With all respect, I maintain that this is no way to decide what sort of issues may be raised for the first time on appeal.
Whether an error is, or is not, in the part of the judgment defined as a “sentence” in article 42.02 has nothing to do with the question. The relevant concerns include the policy behind requiring that objections be made in the trial court at the earliest opportunity. First, it is not judicially economical for appellate courts to correct errors years after the event when the trial court could have corrected the problem immediately if the offended party raised the problem when it arose. Second, there are social costs when sentences that have been imposed after the revocation of probation go unexecuted during the pen-
dency of an appeal that is based on complaints about the conditions. Third, it is a natural expectation that a party with a
bona fide
complaint about a harmful error would raise the complaint as soon as the error was committed. Finally, injustice may result if a trial court makes decisions about sentencing with the reasonable understanding that a party has no objection to the decision, but the party is thereafter able to void some aspects of the punishment decision. (The colloquial term is “sandbagging the trial judge”)

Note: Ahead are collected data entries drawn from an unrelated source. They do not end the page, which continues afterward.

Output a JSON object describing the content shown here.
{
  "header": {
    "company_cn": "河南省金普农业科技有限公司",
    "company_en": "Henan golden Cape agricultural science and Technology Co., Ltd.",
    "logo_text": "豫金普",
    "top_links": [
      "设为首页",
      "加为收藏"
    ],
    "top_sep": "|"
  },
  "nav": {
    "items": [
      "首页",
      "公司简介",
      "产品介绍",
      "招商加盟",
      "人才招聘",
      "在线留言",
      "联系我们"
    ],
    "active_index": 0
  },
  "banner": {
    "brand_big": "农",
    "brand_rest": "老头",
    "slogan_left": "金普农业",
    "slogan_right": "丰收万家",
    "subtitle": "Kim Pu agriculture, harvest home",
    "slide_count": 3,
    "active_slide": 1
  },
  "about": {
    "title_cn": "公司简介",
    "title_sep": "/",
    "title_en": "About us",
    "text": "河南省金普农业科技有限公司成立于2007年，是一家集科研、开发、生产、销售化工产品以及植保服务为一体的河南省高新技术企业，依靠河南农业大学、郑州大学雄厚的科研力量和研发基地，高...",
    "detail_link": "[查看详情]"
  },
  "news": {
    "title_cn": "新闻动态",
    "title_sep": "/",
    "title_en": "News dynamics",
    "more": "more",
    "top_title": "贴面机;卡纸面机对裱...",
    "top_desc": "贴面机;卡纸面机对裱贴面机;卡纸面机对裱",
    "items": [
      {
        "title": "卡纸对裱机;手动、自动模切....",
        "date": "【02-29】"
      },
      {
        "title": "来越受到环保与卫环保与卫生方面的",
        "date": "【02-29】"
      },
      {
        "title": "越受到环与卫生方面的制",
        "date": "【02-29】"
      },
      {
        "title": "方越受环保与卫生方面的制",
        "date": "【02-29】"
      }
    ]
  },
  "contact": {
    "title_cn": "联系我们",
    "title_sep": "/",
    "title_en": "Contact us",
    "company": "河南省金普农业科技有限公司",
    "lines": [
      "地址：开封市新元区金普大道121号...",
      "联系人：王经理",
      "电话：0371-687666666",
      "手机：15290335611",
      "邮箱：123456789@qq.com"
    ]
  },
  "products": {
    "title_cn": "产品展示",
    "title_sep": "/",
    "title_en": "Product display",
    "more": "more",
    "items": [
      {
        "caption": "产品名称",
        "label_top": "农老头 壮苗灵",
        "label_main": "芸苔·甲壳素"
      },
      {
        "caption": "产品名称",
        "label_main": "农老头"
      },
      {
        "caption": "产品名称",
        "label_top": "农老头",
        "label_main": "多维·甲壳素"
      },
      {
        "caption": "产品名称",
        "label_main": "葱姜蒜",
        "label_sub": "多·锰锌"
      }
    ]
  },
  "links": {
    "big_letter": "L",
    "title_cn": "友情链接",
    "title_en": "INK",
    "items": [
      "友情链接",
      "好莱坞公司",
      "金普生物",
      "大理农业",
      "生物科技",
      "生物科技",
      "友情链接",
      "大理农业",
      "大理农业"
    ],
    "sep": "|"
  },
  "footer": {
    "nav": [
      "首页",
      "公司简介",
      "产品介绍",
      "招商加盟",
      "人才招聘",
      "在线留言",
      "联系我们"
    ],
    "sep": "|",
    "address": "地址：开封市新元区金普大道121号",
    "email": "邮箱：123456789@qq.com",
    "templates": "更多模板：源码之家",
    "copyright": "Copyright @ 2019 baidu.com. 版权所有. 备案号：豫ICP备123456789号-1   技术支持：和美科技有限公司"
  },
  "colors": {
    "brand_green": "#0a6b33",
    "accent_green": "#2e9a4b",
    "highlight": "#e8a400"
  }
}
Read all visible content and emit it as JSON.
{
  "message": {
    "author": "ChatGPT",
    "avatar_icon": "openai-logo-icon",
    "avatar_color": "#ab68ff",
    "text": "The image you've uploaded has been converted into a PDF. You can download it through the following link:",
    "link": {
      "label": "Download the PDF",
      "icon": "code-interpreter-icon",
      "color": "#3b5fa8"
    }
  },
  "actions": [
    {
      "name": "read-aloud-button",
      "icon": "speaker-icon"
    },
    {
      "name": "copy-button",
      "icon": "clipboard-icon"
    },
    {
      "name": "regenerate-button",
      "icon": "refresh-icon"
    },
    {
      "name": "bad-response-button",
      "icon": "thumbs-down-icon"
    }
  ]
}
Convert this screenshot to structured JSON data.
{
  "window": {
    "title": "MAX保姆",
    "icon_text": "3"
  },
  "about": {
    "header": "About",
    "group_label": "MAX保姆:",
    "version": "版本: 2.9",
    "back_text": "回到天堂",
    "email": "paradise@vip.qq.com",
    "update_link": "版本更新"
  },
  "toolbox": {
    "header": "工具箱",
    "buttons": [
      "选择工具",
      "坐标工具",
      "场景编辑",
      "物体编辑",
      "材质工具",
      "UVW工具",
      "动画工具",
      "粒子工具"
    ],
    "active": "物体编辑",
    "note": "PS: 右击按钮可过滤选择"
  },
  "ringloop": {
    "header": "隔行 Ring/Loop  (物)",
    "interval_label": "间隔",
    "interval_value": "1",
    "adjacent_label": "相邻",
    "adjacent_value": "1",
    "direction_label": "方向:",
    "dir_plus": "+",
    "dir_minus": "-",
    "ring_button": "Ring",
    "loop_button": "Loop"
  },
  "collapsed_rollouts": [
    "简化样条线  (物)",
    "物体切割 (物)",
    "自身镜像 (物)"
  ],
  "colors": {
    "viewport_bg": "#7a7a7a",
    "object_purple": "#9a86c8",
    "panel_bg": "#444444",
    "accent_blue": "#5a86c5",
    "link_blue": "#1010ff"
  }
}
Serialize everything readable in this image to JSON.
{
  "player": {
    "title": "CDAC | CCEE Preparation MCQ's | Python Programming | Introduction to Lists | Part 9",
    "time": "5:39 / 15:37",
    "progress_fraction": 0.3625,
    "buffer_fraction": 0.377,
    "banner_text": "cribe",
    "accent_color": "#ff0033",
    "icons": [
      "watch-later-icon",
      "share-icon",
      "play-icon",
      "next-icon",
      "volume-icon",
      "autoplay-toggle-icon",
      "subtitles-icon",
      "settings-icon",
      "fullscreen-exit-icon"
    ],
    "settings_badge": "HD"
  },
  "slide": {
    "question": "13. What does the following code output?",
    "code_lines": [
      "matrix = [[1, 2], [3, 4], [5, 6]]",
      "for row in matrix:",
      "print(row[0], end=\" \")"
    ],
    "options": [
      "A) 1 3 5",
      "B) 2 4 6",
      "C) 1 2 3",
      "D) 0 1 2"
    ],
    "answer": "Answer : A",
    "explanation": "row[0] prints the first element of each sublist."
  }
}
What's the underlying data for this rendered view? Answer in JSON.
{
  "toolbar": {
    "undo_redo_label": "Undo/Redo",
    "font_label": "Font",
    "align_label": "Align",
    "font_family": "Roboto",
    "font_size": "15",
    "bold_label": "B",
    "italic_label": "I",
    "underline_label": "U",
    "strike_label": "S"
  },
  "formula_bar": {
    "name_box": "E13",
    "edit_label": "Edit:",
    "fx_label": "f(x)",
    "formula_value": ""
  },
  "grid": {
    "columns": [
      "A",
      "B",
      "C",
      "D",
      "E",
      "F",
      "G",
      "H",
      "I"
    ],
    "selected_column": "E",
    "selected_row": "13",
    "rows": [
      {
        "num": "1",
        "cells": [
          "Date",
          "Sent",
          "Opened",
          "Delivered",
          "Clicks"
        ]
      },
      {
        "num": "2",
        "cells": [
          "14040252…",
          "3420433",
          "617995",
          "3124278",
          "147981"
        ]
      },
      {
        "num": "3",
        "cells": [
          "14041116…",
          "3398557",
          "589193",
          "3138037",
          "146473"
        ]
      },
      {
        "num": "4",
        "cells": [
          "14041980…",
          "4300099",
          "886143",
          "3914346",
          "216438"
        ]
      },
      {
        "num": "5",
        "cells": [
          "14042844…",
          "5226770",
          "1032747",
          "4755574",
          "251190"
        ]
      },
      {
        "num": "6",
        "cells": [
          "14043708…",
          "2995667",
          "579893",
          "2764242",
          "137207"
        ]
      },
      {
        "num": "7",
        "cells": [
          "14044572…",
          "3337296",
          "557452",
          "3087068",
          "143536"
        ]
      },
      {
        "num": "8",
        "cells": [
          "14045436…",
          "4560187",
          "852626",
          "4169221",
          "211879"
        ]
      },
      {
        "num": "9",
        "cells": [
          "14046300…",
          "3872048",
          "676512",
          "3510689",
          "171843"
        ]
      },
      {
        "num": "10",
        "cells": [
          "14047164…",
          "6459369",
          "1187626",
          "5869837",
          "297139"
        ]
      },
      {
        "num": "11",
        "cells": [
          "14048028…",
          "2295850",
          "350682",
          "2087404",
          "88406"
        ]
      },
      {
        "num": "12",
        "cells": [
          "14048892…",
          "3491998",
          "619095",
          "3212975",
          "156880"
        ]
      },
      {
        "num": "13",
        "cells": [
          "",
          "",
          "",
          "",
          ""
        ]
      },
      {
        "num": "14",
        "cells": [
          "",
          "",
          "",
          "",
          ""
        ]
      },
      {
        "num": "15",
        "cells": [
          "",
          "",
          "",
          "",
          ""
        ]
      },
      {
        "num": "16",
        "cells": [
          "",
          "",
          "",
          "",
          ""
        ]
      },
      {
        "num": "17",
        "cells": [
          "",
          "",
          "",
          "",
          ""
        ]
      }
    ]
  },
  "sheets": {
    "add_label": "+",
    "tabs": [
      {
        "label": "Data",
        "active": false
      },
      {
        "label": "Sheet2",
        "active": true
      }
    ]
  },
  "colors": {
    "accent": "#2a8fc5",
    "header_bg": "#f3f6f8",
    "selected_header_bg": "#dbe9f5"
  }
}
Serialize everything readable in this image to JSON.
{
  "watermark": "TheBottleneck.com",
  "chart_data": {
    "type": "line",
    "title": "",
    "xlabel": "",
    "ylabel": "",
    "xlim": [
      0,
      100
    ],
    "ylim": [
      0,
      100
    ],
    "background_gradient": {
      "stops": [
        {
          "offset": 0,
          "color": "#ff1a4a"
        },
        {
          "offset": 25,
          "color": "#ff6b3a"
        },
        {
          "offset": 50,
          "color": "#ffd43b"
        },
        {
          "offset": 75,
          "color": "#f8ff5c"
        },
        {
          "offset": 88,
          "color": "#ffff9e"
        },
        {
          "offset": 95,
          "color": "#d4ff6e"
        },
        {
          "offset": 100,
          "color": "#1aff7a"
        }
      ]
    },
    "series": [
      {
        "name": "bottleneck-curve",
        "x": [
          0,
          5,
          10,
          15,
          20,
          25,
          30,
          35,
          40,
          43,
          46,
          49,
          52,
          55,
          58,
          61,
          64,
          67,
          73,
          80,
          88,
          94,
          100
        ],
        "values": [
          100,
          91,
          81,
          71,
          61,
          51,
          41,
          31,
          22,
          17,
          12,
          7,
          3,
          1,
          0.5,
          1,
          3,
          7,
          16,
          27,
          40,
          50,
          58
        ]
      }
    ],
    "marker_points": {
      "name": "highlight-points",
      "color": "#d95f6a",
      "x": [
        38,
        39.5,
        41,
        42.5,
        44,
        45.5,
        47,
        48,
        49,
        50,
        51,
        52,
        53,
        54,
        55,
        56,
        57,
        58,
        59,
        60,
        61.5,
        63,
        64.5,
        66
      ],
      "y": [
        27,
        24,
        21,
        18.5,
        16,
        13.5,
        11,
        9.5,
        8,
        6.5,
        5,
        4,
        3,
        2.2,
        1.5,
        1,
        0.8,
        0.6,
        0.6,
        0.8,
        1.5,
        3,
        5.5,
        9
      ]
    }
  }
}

Because of these policies, I agree that the court of appeals erred in holding that the appellant could raise these points for the first time on appeal. If the appellant thought these conditions were unauthorized, he should have objected in the trial court.
I also want to record my disagreement with the Court’s continuing to describe probation as contractual, like a grant of clemency.
See ante
at 583 - 534. Executive clemency is contractual because it requires acceptance by the convicted person. Probation may be imposed on a defendant who does not wish it,
see Roberson v. State,
852 S.W.2d 508, 512 (Tex.Cr.App. 1993), and it is therefore not contractual. A court (especially one that has imposed probation that was not requested) now has a number of alternatives to revocation for the recalcitrant probationer — as the statute says, community supervision involves “a continuum of programs and sanctions.”
These include “shock probation,”
community-based programs,
community corrections facilities,
in-patient treatment for substance abuse,
house arrest by electronic monitoring,
confinement in jail,
confinement in a substance abuse treatment facility operated by the Department of Criminal Justice (which looks a lot like a prison),
and “any [other] reasonable condition that is designed to ... punish, rehabilitate, or reform the defendant.”
It is the very ability of the trial court to put a defendant through such a continuum that would make the defendant refuse to enter the contract, and inspire the court to impose probation.
I concur in the judgment of the Court.